According to Roper the male political and economic leaders of Augsburg found Reformation theology supportive as they worked to strengthen control over the city and make it more financially stable. These economic and religious changes hardened an “theology of gender” for women  that, far from  improving their lives, placed women more securely under the household authority of their husbands. Marriage guaranteed women stability and significance, but their increasingly subordinate role confined them to low-status domestic work, increased their dependence on their husbands for economic survival and curtailed their economic and social opportunities outside the household (104-105).

Remember my mention last week of the midwife, healer, weaver, grower, alewife, abbess? These occupations began to disappear in cities where men formed guilds that required training or education and squashed the smaller competition, mainly women. A woman need only be trained as a wife under the authority of her husband. Barr makes an interesting observation: “Before the Reformation, women could gain spiritual authority by rejecting their sexuality. Virginity empowered them. Women became nuns and took religious vows, and some…found their voices rang with the authority of men”(103).  But after the Reformation, “(i)n an eerie echo of Roman paterfamilias, the orderly household once again became the barometer for both the church and state, and the waning power of the Catholic priest was replaced by the waxing power of the Protestant husband” (117).
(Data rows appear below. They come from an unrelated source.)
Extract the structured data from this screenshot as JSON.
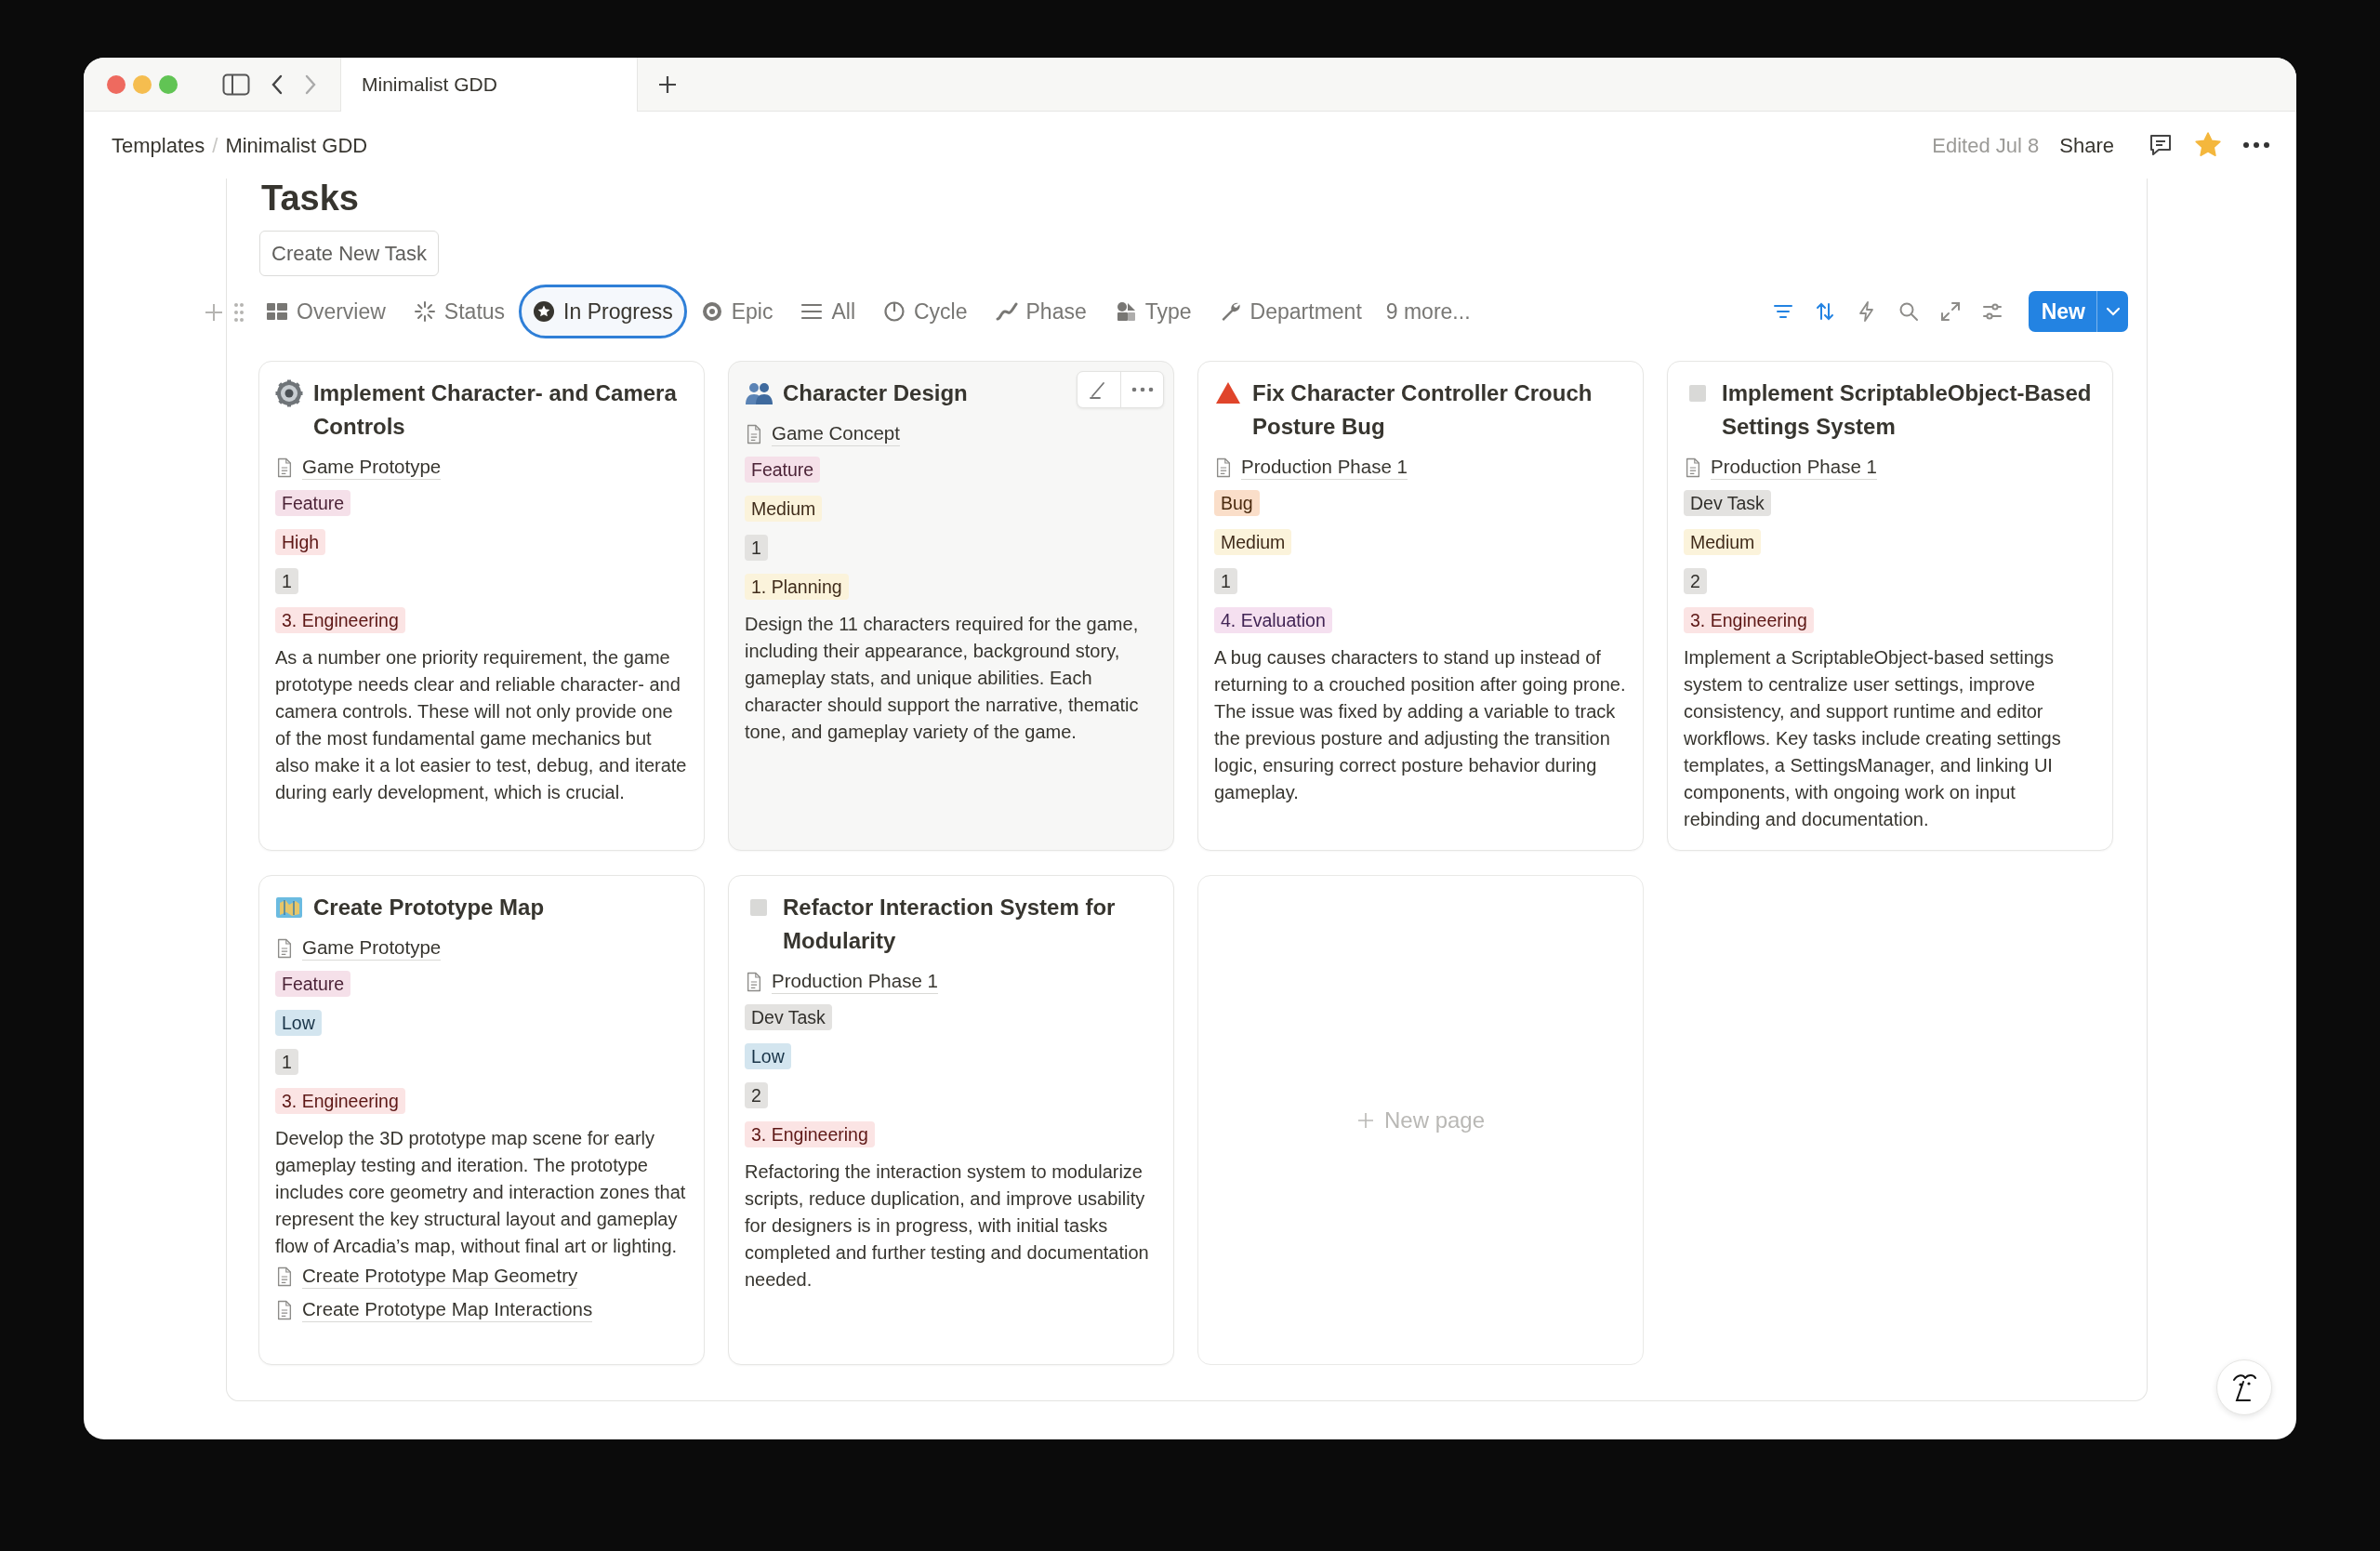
{
  "window": {
    "tab_title": "Minimalist GDD"
  },
  "breadcrumbs": [
    {
      "kind": "link",
      "label": "Templates"
    },
    {
      "kind": "separator",
      "label": "/"
    },
    {
      "kind": "link",
      "label": "Minimalist GDD"
    }
  ],
  "header": {
    "edited": "Edited Jul 8",
    "share": "Share",
    "favorited": true
  },
  "page": {
    "title": "Tasks",
    "create_button": "Create New Task"
  },
  "views": [
    {
      "kind": "table",
      "label": "Overview",
      "selected": false
    },
    {
      "kind": "status",
      "label": "Status",
      "selected": false
    },
    {
      "kind": "progress",
      "label": "In Progress",
      "selected": true
    },
    {
      "kind": "target",
      "label": "Epic",
      "selected": false
    },
    {
      "kind": "list",
      "label": "All",
      "selected": false
    },
    {
      "kind": "cycle",
      "label": "Cycle",
      "selected": false
    },
    {
      "kind": "phase",
      "label": "Phase",
      "selected": false
    },
    {
      "kind": "shapes",
      "label": "Type",
      "selected": false
    },
    {
      "kind": "wrench",
      "label": "Department",
      "selected": false
    },
    {
      "kind": "more",
      "label": "9 more...",
      "selected": false
    }
  ],
  "tools": [
    {
      "kind": "filter",
      "active": true
    },
    {
      "kind": "sort",
      "active": true
    },
    {
      "kind": "automation",
      "active": false
    },
    {
      "kind": "search",
      "active": false
    },
    {
      "kind": "expand",
      "active": false
    },
    {
      "kind": "settings",
      "active": false
    }
  ],
  "new_button": {
    "label": "New"
  },
  "cards": [
    {
      "kind": "gear",
      "title": "Implement Character- and Camera Controls",
      "hovered": false,
      "relation": "Game Prototype",
      "tags": [
        {
          "label": "Feature",
          "color": "#f5e0e9"
        },
        {
          "label": "High",
          "color": "#fbe4e4"
        },
        {
          "label": "1",
          "color": "#e3e2e0"
        },
        {
          "label": "3. Engineering",
          "color": "#fbe4e4"
        }
      ],
      "description": "As a number one priority requirement, the game prototype needs clear and reliable character- and camera controls. These will not only provide one of the most fundamental game mechanics but also make it a lot easier to test, debug, and iterate during early development, which is crucial."
    },
    {
      "kind": "people",
      "title": "Character Design",
      "hovered": true,
      "relation": "Game Concept",
      "tags": [
        {
          "label": "Feature",
          "color": "#f5e0e9"
        },
        {
          "label": "Medium",
          "color": "#fbf3db"
        },
        {
          "label": "1",
          "color": "#e3e2e0"
        },
        {
          "label": "1. Planning",
          "color": "#fbf3db"
        }
      ],
      "description": "Design the 11 characters required for the game, including their appearance, background story, gameplay stats, and unique abilities. Each character should support the narrative, thematic tone, and gameplay variety of the game."
    },
    {
      "kind": "triangle",
      "title": "Fix Character Controller Crouch Posture Bug",
      "hovered": false,
      "relation": "Production Phase 1",
      "tags": [
        {
          "label": "Bug",
          "color": "#fadec9"
        },
        {
          "label": "Medium",
          "color": "#fbf3db"
        },
        {
          "label": "1",
          "color": "#e3e2e0"
        },
        {
          "label": "4. Evaluation",
          "color": "#f5e0f0"
        }
      ],
      "description": "A bug causes characters to stand up instead of returning to a crouched position after going prone. The issue was fixed by adding a variable to track the previous posture and adjusting the transition logic, ensuring correct posture behavior during gameplay."
    },
    {
      "kind": "square",
      "title": "Implement ScriptableObject-Based Settings System",
      "hovered": false,
      "relation": "Production Phase 1",
      "tags": [
        {
          "label": "Dev Task",
          "color": "#e3e2e0"
        },
        {
          "label": "Medium",
          "color": "#fbf3db"
        },
        {
          "label": "2",
          "color": "#e3e2e0"
        },
        {
          "label": "3. Engineering",
          "color": "#fbe4e4"
        }
      ],
      "description": "Implement a ScriptableObject-based settings system to centralize user settings, improve consistency, and support runtime and editor workflows. Key tasks include creating settings templates, a SettingsManager, and linking UI components, with ongoing work on input rebinding and documentation."
    },
    {
      "kind": "map",
      "title": "Create Prototype Map",
      "hovered": false,
      "relation": "Game Prototype",
      "tags": [
        {
          "label": "Feature",
          "color": "#f5e0e9"
        },
        {
          "label": "Low",
          "color": "#d3e5ef"
        },
        {
          "label": "1",
          "color": "#e3e2e0"
        },
        {
          "label": "3. Engineering",
          "color": "#fbe4e4"
        }
      ],
      "description": "Develop the 3D prototype map scene for early gameplay testing and iteration. The prototype includes core geometry and interaction zones that represent the key structural layout and gameplay flow of Arcadia’s map, without final art or lighting.",
      "subpages": [
        "Create Prototype Map Geometry",
        "Create Prototype Map Interactions"
      ]
    },
    {
      "kind": "square",
      "title": "Refactor Interaction System for Modularity",
      "hovered": false,
      "relation": "Production Phase 1",
      "tags": [
        {
          "label": "Dev Task",
          "color": "#e3e2e0"
        },
        {
          "label": "Low",
          "color": "#d3e5ef"
        },
        {
          "label": "2",
          "color": "#e3e2e0"
        },
        {
          "label": "3. Engineering",
          "color": "#fbe4e4"
        }
      ],
      "description": "Refactoring the interaction system to modularize scripts, reduce duplication, and improve usability for designers is in progress, with initial tasks completed and further testing and documentation needed."
    }
  ],
  "new_page": {
    "label": "New page"
  }
}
At the same time, the Household codes were transformed. Barr notes that these verses were rarely mentioned in medieval sermons and when they were, it was as example for all Christians. She references 1 Timothy 2:15 (“Yet she will be saved by childbearing”): “the sermon casts the woman as an example for all Christians, who must go through the pain (like childbirth) of cleansing themselves of sin before experiencing the joy of salvation (the child itself)”(119). This is a very different read than the evangelical interpretation that only through child-bearing—and the assumed role of wife and mother—can a woman be saved.

Barr’s assessment: the Reformation placed women on an impossibly narrow pedestal and “as the role of wife expanded, the opportunities for women outside of marriage shrank”(127).

This made me think of the movie Dangerous Beauty, the historical story of a young girl named Veronica Franco who lived in Venice in the 16th century. While her friends marry in “triumph” to rich old men, Veronica’s mother trains her to be a courtesan. The contrast is stark: a gilded cage of marriage and motherhood against the educated, cultured, and financial freedom of the courtesans. The wives believe themselves superior in vocation, but in one wrenching scene, are forced to call on Veronica for news of their husbands at war. Not only does she receive regular letters from their husbands, but she arrives dressed in opulent, colorful splendor, as her position affords her—while they are dressed in stark black and perched on chairs like crows.

I remember wondering “Who would EVER want to be a wife?”